We spent the next several hours catching up with each other's lives until we were the only two people left and had the fire all to ourselves. Unfortunately, the fire's smoke kept swirling into our faces, so we finally moved to a bench to watch the flames and look at the stars from a less eyewatering distance.

Afterward we went for a drive, car roof open and radio cranked  to an oldies station. For a few miles we were sixteen again before finally calling it a night.

This morning when I woke up trying to hold onto the last remnants of my vacation, I noticed that the house smelled  vaguely smoky. [Hello, you were practically standing in a fire last night.]

Was there an electrical problem somewhere?

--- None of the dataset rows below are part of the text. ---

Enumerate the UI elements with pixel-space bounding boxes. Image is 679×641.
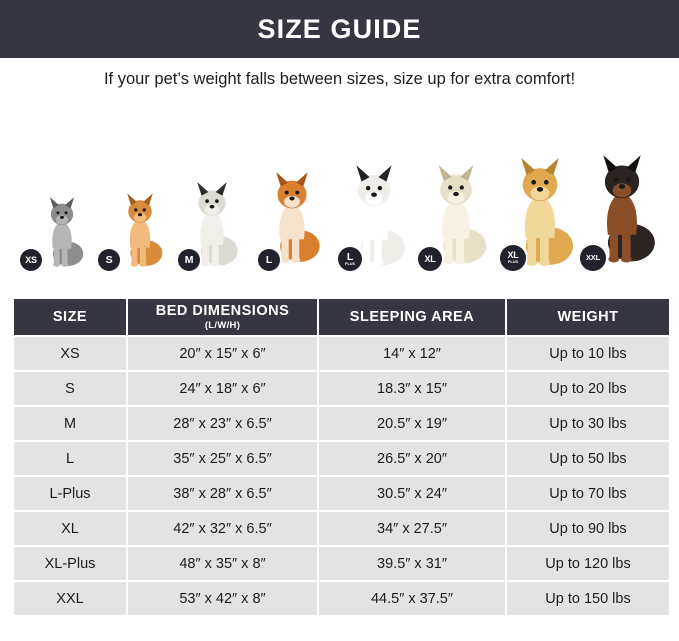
- pet-figure-gray-cat: XS: [20, 196, 91, 272]
- size-badge-label: L: [346, 250, 354, 263]
- table-row: L 35″ x 25″ x 6.5″ 26.5″ x 20″ Up to 50 lbs: [14, 442, 669, 475]
- pet-image-french-bulldog: [197, 182, 238, 267]
- size-badge-l-plus: L PLUS: [338, 247, 362, 271]
- size-cell: XXL: [14, 582, 126, 615]
- sleeping-area-cell: 20.5″ x 19″: [319, 407, 505, 440]
- pet-figure-doberman-pinscher-dog: XXL: [580, 148, 661, 272]
- size-badge-xs: XS: [20, 249, 42, 271]
- weight-cell: Up to 70 lbs: [507, 477, 669, 510]
- column-header-weight: WEIGHT: [507, 299, 669, 335]
- column-header-bed-dimensions: BED DIMENSIONS (L/W/H): [128, 299, 317, 335]
- header-banner: SIZE GUIDE: [0, 0, 679, 58]
- bed-dimensions-cell: 42″ x 32″ x 6.5″: [128, 512, 317, 545]
- size-badge-label: M: [184, 253, 194, 266]
- size-badge-label: XS: [25, 254, 37, 265]
- pet-illustration-strip: XS S M L L PLUS XL XL PLUS XXL: [0, 132, 679, 272]
- column-header-bed-dimensions-sublabel: (L/W/H): [204, 320, 241, 331]
- size-badge-sublabel: PLUS: [344, 261, 356, 266]
- size-cell: S: [14, 372, 126, 405]
- size-badge-l: L: [258, 249, 280, 271]
- pet-figure-french-bulldog: M: [178, 180, 243, 272]
- size-cell: L: [14, 442, 126, 475]
- size-badge-xxl: XXL: [580, 245, 606, 271]
- bed-dimensions-cell: 53″ x 42″ x 8″: [128, 582, 317, 615]
- table-row: S 24″ x 18″ x 6″ 18.3″ x 15″ Up to 20 lbs: [14, 372, 669, 405]
- size-badge-xl: XL: [418, 247, 442, 271]
- pet-figure-labrador-retriever-dog: XL: [418, 160, 492, 272]
- table-row: XS 20″ x 15″ x 6″ 14″ x 12″ Up to 10 lbs: [14, 337, 669, 370]
- size-cell: L-Plus: [14, 477, 126, 510]
- sleeping-area-cell: 18.3″ x 15″: [319, 372, 505, 405]
- bed-dimensions-cell: 38″ x 28″ x 6.5″: [128, 477, 317, 510]
- pet-figure-border-collie-dog: L PLUS: [335, 162, 413, 272]
- table-row: L-Plus 38″ x 28″ x 6.5″ 30.5″ x 24″ Up to 7…: [14, 477, 669, 510]
- sleeping-area-cell: 39.5″ x 31″: [319, 547, 505, 580]
- table-body: XS 20″ x 15″ x 6″ 14″ x 12″ Up to 10 lbs S 24…: [14, 337, 669, 615]
- size-badge-s: S: [98, 249, 120, 271]
- weight-cell: Up to 120 lbs: [507, 547, 669, 580]
- sleeping-area-cell: 14″ x 12″: [319, 337, 505, 370]
- size-badge-xl-plus: XL PLUS: [500, 245, 526, 271]
- column-header-weight-label: WEIGHT: [557, 309, 619, 325]
- pet-image-gray-cat: [49, 197, 84, 267]
- size-guide-table: SIZE BED DIMENSIONS (L/W/H) SLEEPING ARE…: [12, 297, 671, 617]
- pet-figure-shiba-inu-dog: L: [258, 166, 325, 272]
- pet-image-pomeranian-dog: [127, 193, 163, 267]
- size-badge-m: M: [178, 249, 200, 271]
- column-header-size: SIZE: [14, 299, 126, 335]
- pet-image-labrador-retriever-dog: [438, 165, 487, 265]
- size-badge-label: XXL: [586, 253, 600, 263]
- weight-cell: Up to 30 lbs: [507, 407, 669, 440]
- sleeping-area-cell: 44.5″ x 37.5″: [319, 582, 505, 615]
- bed-dimensions-cell: 48″ x 35″ x 8″: [128, 547, 317, 580]
- column-header-size-label: SIZE: [52, 309, 88, 325]
- weight-cell: Up to 20 lbs: [507, 372, 669, 405]
- pet-image-border-collie-dog: [356, 165, 405, 267]
- pet-figure-golden-retriever-dog: XL PLUS: [498, 154, 582, 272]
- size-cell: M: [14, 407, 126, 440]
- table-row: XL 42″ x 32″ x 6.5″ 34″ x 27.5″ Up to 90 lb…: [14, 512, 669, 545]
- weight-cell: Up to 10 lbs: [507, 337, 669, 370]
- size-cell: XL-Plus: [14, 547, 126, 580]
- weight-cell: Up to 90 lbs: [507, 512, 669, 545]
- bed-dimensions-cell: 28″ x 23″ x 6.5″: [128, 407, 317, 440]
- page-title: SIZE GUIDE: [257, 13, 422, 44]
- column-header-bed-dimensions-label: BED DIMENSIONS: [155, 303, 290, 319]
- table-row: XL-Plus 48″ x 35″ x 8″ 39.5″ x 31″ Up to 12…: [14, 547, 669, 580]
- table-row: M 28″ x 23″ x 6.5″ 20.5″ x 19″ Up to 30 lbs: [14, 407, 669, 440]
- bed-dimensions-cell: 20″ x 15″ x 6″: [128, 337, 317, 370]
- table-header-row: SIZE BED DIMENSIONS (L/W/H) SLEEPING ARE…: [14, 299, 669, 335]
- column-header-sleeping-area: SLEEPING AREA: [319, 299, 505, 335]
- size-badge-label: XL: [424, 253, 436, 264]
- size-badge-sublabel: PLUS: [507, 259, 519, 264]
- pet-image-shiba-inu-dog: [276, 172, 320, 263]
- size-badge-label: XL: [507, 250, 519, 261]
- size-cell: XS: [14, 337, 126, 370]
- size-badge-label: L: [265, 253, 273, 266]
- size-cell: XL: [14, 512, 126, 545]
- sleeping-area-cell: 26.5″ x 20″: [319, 442, 505, 475]
- pet-image-golden-retriever-dog: [521, 157, 574, 267]
- bed-dimensions-cell: 24″ x 18″ x 6″: [128, 372, 317, 405]
- sleeping-area-cell: 30.5″ x 24″: [319, 477, 505, 510]
- column-header-sleeping-area-label: SLEEPING AREA: [349, 309, 475, 325]
- weight-cell: Up to 150 lbs: [507, 582, 669, 615]
- size-badge-label: S: [105, 253, 113, 266]
- table-row: XXL 53″ x 42″ x 8″ 44.5″ x 37.5″ Up to 150 …: [14, 582, 669, 615]
- pet-image-doberman-pinscher-dog: [603, 155, 655, 263]
- subtitle-text: If your pet’s weight falls between sizes…: [103, 70, 576, 88]
- sleeping-area-cell: 34″ x 27.5″: [319, 512, 505, 545]
- weight-cell: Up to 50 lbs: [507, 442, 669, 475]
- bed-dimensions-cell: 35″ x 25″ x 6.5″: [128, 442, 317, 475]
- pet-figure-pomeranian-dog: S: [98, 192, 172, 272]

Had the pile of newspapers I was saving for a rainy day finally spontaneously combusted?  [Yo, old person, remember last night? The fire?]

I opened a window in case that smoldering smell was coming from outside. It wasn't. And I still couldn't imagine where it was coming from. [Sheesh.]

Does it smell in the living room too. I wondered? I got up, put on last night's shirt as a cover up. [Effing brilliant.] I had tossed it on the floor next to my bed because I was too tired the night before to do more than take off my clothes and go to sleep.

The smoky smell seemed to follow me into the living room too. [No shit, Sherlock.]

The phone rang. I let it go to voicemail. It was my friend. He was calling to say that he left his shirt hanging on his closet door last night and the whole room smelled smoky this morning.

Oh.

My body might be back, but my brain is still on a beach somewhere. 

4 comments:

Anonymous said...

Sorry I'm late. Some Black guy just got nominated for President and it seems to be a big deal to a bunch of people wearing funny hats.

A vacation for the Rich & Famous and a date to boot?

You're lucky you weren't on a shrimp boat.

Anonymous said...

Jumper cables - he could have started your car for you.

I probably would have either stuck my clothes in the washer or left them in the garage, but I really dislike that smell!

Glad your trip was so good!

xoxo

Anonymous said...

Jumper cables wouldn't have reached from his car to mine. My front end was up against the garage. And I only have a 1 1/2 car driveway. Portable cables attached to a battery pack had to be used.  

Also I didn't realize I smelled like smoke when I got home. Probably because the smell of a bonfire doesn't bother me the way cigarette smoke does.

Mrs. L


Anonymous said...

Nope, no jumper cables would have worked. I should have known you would think of it :-).  

You aren't a pumpkin. You really are Cinderella!